No industry is perfect, and there will always be an inherent tension when rich miners set up operations in poor countries. But these are ugly episodes, not minor blemishes. They were never acceptable, but they are even less so now.
Moreover, these problems aren’t limited to the artisanal small-scale mining (ASM) sector—which has always had issues—but involve large-scale miners. They are supposed to be the “controlled” part of the industry.
Granted, we’re not the only business with these concerns. Gemstone mining has problems; so does gold. Trillion-dollar eco-darling Tesla and other tech giants have drawn fire for sourcing cobalt from a mine where 43 artisanal miners were killed.
Yet the natural diamond business faces more scrutiny than others, due to its history and bad public image (not many industries have had a big movie slamming them). Diamonds are also a luxury product that no one needs. It also has a sharp-elbowed competitor nipping at its heels, happy to use these tragedies as marketing hooks.
This heightened scrutiny may not be fair to the diamond industry, but getting assaulted or having to drink poisoned water isn’t fair either.
So, what should the trade do? The Kimberley Process (KP) is unlikely to adequately address these issues even if it did expand the definition of conflict diamonds—which, of course, it hasn’t. The industry can’t always rely on local governments to step in; they are often partial owners of the troubled mines.

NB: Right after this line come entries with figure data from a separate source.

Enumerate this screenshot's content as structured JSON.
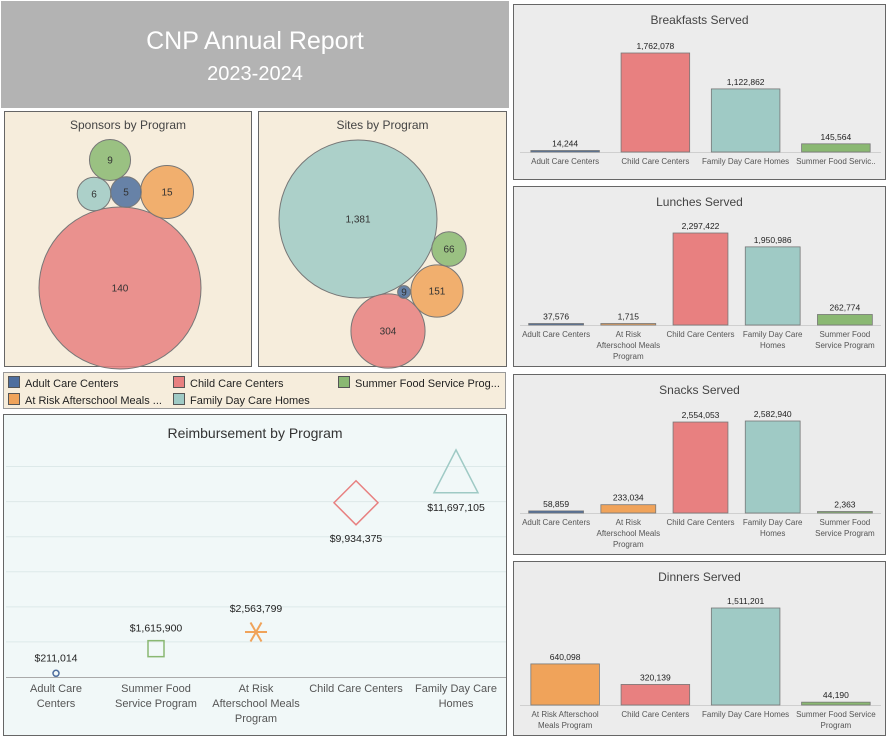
{
  "header": {
    "title": "CNP Annual Report",
    "subtitle": "2023-2024"
  },
  "colors": {
    "adult": "#4e6e9e",
    "atrisk": "#f0a35a",
    "child": "#e88080",
    "family": "#9fcac5",
    "summer": "#8ab872"
  },
  "legend": {
    "items": [
      {
        "key": "adult",
        "label": "Adult Care Centers"
      },
      {
        "key": "child",
        "label": "Child Care Centers"
      },
      {
        "key": "summer",
        "label": "Summer Food Service Prog..."
      },
      {
        "key": "atrisk",
        "label": "At Risk Afterschool Meals ..."
      },
      {
        "key": "family",
        "label": "Family Day Care Homes"
      }
    ]
  },
  "chart_data": [
    {
      "type": "bubble",
      "id": "sponsors",
      "title": "Sponsors by Program",
      "points": [
        {
          "program": "Child Care Centers",
          "key": "child",
          "value": 140,
          "label": "140"
        },
        {
          "program": "At Risk Afterschool Meals Program",
          "key": "atrisk",
          "value": 15,
          "label": "15"
        },
        {
          "program": "Summer Food Service Program",
          "key": "summer",
          "value": 9,
          "label": "9"
        },
        {
          "program": "Family Day Care Homes",
          "key": "family",
          "value": 6,
          "label": "6"
        },
        {
          "program": "Adult Care Centers",
          "key": "adult",
          "value": 5,
          "label": "5"
        }
      ]
    },
    {
      "type": "bubble",
      "id": "sites",
      "title": "Sites by Program",
      "points": [
        {
          "program": "Family Day Care Homes",
          "key": "family",
          "value": 1381,
          "label": "1,381"
        },
        {
          "program": "Child Care Centers",
          "key": "child",
          "value": 304,
          "label": "304"
        },
        {
          "program": "At Risk Afterschool Meals Program",
          "key": "atrisk",
          "value": 151,
          "label": "151"
        },
        {
          "program": "Summer Food Service Program",
          "key": "summer",
          "value": 66,
          "label": "66"
        },
        {
          "program": "Adult Care Centers",
          "key": "adult",
          "value": 9,
          "label": "9"
        }
      ]
    },
    {
      "type": "bar",
      "id": "breakfasts",
      "title": "Breakfasts Served",
      "bars": [
        {
          "category": [
            "Adult Care Centers"
          ],
          "key": "adult",
          "value": 14244,
          "label": "14,244"
        },
        {
          "category": [
            "Child Care Centers"
          ],
          "key": "child",
          "value": 1762078,
          "label": "1,762,078"
        },
        {
          "category": [
            "Family Day Care Homes"
          ],
          "key": "family",
          "value": 1122862,
          "label": "1,122,862"
        },
        {
          "category": [
            "Summer Food Servic.."
          ],
          "key": "summer",
          "value": 145564,
          "label": "145,564"
        }
      ]
    },
    {
      "type": "bar",
      "id": "lunches",
      "title": "Lunches Served",
      "bars": [
        {
          "category": [
            "Adult Care Centers"
          ],
          "key": "adult",
          "value": 37576,
          "label": "37,576"
        },
        {
          "category": [
            "At Risk",
            "Afterschool Meals",
            "Program"
          ],
          "key": "atrisk",
          "value": 1715,
          "label": "1,715"
        },
        {
          "category": [
            "Child Care Centers"
          ],
          "key": "child",
          "value": 2297422,
          "label": "2,297,422"
        },
        {
          "category": [
            "Family Day Care",
            "Homes"
          ],
          "key": "family",
          "value": 1950986,
          "label": "1,950,986"
        },
        {
          "category": [
            "Summer Food",
            "Service Program"
          ],
          "key": "summer",
          "value": 262774,
          "label": "262,774"
        }
      ]
    },
    {
      "type": "bar",
      "id": "snacks",
      "title": "Snacks Served",
      "bars": [
        {
          "category": [
            "Adult Care Centers"
          ],
          "key": "adult",
          "value": 58859,
          "label": "58,859"
        },
        {
          "category": [
            "At Risk",
            "Afterschool Meals",
            "Program"
          ],
          "key": "atrisk",
          "value": 233034,
          "label": "233,034"
        },
        {
          "category": [
            "Child Care Centers"
          ],
          "key": "child",
          "value": 2554053,
          "label": "2,554,053"
        },
        {
          "category": [
            "Family Day Care",
            "Homes"
          ],
          "key": "family",
          "value": 2582940,
          "label": "2,582,940"
        },
        {
          "category": [
            "Summer Food",
            "Service Program"
          ],
          "key": "summer",
          "value": 2363,
          "label": "2,363"
        }
      ]
    },
    {
      "type": "bar",
      "id": "dinners",
      "title": "Dinners Served",
      "bars": [
        {
          "category": [
            "At Risk Afterschool",
            "Meals Program"
          ],
          "key": "atrisk",
          "value": 640098,
          "label": "640,098"
        },
        {
          "category": [
            "Child Care Centers"
          ],
          "key": "child",
          "value": 320139,
          "label": "320,139"
        },
        {
          "category": [
            "Family Day Care Homes"
          ],
          "key": "family",
          "value": 1511201,
          "label": "1,511,201"
        },
        {
          "category": [
            "Summer Food Service",
            "Program"
          ],
          "key": "summer",
          "value": 44190,
          "label": "44,190"
        }
      ]
    },
    {
      "type": "scatter",
      "id": "reimbursement",
      "title": "Reimbursement by Program",
      "ylim": [
        0,
        13000000
      ],
      "points": [
        {
          "category": [
            "Adult Care",
            "Centers"
          ],
          "key": "adult",
          "shape": "circle",
          "value": 211014,
          "label": "$211,014"
        },
        {
          "category": [
            "Summer Food",
            "Service Program"
          ],
          "key": "summer",
          "shape": "square",
          "value": 1615900,
          "label": "$1,615,900"
        },
        {
          "category": [
            "At Risk",
            "Afterschool Meals",
            "Program"
          ],
          "key": "atrisk",
          "shape": "asterisk",
          "value": 2563799,
          "label": "$2,563,799"
        },
        {
          "category": [
            "Child Care Centers"
          ],
          "key": "child",
          "shape": "diamond",
          "value": 9934375,
          "label": "$9,934,375"
        },
        {
          "category": [
            "Family Day Care",
            "Homes"
          ],
          "key": "family",
          "shape": "triangle",
          "value": 11697105,
          "label": "$11,697,105"
        }
      ]
    }
  ]
}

Ten years ago, I asked, if the Kimberley Process “is not the best forum to handle these questions…then what?” We still don’t know. Some say just give up natural and sell lab-grown; but killing the business in poor countries risks negating the positive effect the industry does have, and jeopardizes millions of livelihoods.
Moreover, just as with the natural sector, not all is rosy with lab-growns. Some companies have been owned by criminals, or their associates. Most synthetics are produced in Chinese factories, many of which are owned by its military. Those factories could be fine; they could be terrible. Without certification, it’s hard to know. One must always know who you’re dealing with, and refrain from painting huge, sprawling industries with a broad brush.